На завтра собрались снова. Пришли более подробные сведения. Положение определялось, колебания рассеивались, в намеченной линии поведения сомневаться более не приходилось.

Все былые споры о моей поездке были кончены. Я должен был ехать в первую очередь. На меня возлагалась прежде всего миссия: немедленно по приезде в Петербург в спешном порядке организовать политическую газету - первый легальный центральный орган партии.
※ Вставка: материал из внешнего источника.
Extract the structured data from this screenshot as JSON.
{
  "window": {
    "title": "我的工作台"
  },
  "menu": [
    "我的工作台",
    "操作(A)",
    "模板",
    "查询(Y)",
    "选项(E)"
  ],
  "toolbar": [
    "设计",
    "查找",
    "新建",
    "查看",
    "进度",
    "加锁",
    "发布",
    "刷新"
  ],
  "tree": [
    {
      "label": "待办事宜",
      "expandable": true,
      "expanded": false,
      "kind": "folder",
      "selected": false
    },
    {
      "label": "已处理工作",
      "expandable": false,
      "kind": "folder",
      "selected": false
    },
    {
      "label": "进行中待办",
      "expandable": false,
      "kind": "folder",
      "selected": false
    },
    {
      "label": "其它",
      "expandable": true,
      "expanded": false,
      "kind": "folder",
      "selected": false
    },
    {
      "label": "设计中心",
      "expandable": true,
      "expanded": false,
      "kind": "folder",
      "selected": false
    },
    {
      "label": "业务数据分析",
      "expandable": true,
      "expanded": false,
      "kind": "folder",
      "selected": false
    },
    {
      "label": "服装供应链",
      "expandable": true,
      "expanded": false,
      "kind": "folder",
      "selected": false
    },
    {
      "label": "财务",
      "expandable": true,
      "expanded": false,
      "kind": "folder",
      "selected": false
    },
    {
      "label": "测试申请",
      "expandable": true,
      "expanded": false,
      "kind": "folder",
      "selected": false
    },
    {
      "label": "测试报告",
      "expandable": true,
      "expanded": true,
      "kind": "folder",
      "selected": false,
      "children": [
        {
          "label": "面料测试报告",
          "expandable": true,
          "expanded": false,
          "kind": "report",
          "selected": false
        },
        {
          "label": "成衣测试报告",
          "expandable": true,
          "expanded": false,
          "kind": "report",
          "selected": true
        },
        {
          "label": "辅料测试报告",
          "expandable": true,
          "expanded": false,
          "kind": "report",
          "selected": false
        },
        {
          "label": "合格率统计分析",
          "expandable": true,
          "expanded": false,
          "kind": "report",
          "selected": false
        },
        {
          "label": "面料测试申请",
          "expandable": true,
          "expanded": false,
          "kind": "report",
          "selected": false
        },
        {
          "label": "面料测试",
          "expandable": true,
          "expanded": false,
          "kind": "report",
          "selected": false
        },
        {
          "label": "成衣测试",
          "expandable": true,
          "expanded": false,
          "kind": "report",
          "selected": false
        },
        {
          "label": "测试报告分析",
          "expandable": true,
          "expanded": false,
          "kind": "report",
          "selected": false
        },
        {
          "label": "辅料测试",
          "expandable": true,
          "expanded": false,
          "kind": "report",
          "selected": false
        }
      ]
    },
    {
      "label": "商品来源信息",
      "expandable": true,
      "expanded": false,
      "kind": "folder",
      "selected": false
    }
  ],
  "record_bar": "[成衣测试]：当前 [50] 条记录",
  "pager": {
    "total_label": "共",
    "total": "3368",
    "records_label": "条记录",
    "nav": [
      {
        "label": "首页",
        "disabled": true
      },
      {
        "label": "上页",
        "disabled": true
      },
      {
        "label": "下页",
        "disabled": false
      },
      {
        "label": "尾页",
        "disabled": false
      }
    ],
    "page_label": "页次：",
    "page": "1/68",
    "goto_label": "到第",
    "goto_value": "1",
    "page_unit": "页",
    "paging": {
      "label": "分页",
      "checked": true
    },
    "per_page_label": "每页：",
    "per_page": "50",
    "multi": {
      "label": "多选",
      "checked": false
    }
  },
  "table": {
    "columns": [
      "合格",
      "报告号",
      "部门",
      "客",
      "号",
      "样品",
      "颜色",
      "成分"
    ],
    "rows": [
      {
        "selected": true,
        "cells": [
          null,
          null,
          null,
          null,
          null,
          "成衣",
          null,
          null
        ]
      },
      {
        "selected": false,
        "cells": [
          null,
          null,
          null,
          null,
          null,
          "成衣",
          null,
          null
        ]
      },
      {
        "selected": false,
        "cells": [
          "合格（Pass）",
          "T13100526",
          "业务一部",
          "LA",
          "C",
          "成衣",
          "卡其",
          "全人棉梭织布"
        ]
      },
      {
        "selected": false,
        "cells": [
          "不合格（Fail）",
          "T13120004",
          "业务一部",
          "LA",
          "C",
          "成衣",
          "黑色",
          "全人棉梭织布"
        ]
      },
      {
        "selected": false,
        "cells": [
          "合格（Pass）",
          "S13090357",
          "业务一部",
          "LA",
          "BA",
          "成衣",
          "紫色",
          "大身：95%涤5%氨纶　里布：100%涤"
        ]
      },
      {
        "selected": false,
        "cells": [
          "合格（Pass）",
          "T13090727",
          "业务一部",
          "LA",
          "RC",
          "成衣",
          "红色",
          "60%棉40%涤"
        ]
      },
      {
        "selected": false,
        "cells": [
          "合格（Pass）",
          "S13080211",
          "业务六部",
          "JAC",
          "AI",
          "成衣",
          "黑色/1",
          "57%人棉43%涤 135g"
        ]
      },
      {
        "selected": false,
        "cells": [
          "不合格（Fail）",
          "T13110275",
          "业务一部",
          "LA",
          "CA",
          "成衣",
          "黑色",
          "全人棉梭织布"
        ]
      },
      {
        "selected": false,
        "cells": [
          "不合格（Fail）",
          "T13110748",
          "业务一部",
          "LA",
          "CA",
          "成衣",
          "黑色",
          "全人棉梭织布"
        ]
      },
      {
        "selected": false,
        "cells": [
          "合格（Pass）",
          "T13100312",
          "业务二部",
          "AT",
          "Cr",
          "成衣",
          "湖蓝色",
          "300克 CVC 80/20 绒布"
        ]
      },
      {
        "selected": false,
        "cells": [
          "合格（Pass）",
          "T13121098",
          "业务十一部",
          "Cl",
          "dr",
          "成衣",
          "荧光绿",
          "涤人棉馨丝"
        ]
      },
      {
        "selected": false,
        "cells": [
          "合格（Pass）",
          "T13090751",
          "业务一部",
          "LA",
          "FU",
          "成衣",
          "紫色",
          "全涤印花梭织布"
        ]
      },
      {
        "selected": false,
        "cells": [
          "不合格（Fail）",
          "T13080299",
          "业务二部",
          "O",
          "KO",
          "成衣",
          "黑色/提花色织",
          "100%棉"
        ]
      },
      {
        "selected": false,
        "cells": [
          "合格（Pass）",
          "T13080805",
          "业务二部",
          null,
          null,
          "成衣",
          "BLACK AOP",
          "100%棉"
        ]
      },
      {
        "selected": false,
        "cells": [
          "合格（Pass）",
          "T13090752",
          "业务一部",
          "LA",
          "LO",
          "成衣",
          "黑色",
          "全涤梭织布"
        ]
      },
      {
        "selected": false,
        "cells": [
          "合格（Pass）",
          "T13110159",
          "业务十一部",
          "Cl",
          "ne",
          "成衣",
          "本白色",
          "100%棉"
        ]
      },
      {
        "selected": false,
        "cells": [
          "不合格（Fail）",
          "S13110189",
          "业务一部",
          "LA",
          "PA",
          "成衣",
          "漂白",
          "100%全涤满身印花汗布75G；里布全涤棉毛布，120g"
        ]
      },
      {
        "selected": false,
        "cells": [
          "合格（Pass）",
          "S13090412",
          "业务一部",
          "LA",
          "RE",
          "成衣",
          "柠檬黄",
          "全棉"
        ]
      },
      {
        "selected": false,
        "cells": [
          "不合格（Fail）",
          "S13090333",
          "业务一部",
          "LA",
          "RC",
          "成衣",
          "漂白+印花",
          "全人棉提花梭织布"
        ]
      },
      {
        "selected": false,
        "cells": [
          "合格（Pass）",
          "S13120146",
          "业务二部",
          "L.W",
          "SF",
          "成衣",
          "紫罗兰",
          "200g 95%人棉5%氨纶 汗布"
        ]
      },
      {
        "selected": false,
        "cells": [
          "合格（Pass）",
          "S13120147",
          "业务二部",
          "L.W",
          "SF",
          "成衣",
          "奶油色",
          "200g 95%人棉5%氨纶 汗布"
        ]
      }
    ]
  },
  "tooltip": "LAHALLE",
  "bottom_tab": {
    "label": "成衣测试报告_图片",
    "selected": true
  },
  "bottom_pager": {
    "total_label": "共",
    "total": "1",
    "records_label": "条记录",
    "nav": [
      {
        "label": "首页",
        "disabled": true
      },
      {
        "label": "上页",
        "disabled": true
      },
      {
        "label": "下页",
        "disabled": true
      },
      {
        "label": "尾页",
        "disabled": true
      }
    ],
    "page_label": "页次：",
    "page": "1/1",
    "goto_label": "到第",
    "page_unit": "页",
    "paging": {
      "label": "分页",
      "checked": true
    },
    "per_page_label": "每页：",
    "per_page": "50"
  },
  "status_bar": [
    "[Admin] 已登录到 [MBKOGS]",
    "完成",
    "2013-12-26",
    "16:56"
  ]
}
А тем временем, "волнуясь и спеша", я приготовлял к печати последний, прощальный номер "Революционной России". Я написал для него статью, предостерегающую против правительственного маневра и излагавшую основы нашей тактики: не форсировать события, не зарываться, использовать открывшиеся легальные возможности, организоваться, выйти на широкую арену массовой организации, вовлечь в движение деревню и лишь тогда выводить революцию из поверхностно-конституционной фазы в новую фазу - с широким социальным содержанием. Л. Шишко писал подробно об основах и перспективах массовой работы и массового движения. Б. Савинков должен был подвести итоги нашей боевой тактике и сказать, что сделавшие свое дело на этом тернистом пути по первому призыву партии снова готовы занять свой боевой пост. События не ждали, каждодневно приходили новые вести; и этот прощальный номер "Революционной России" вышел в трех отдельных выпусках, "возглавленных" этими тремя статьями, дополненными рядом заметок, корреспонденции и сведений из иностранных газет.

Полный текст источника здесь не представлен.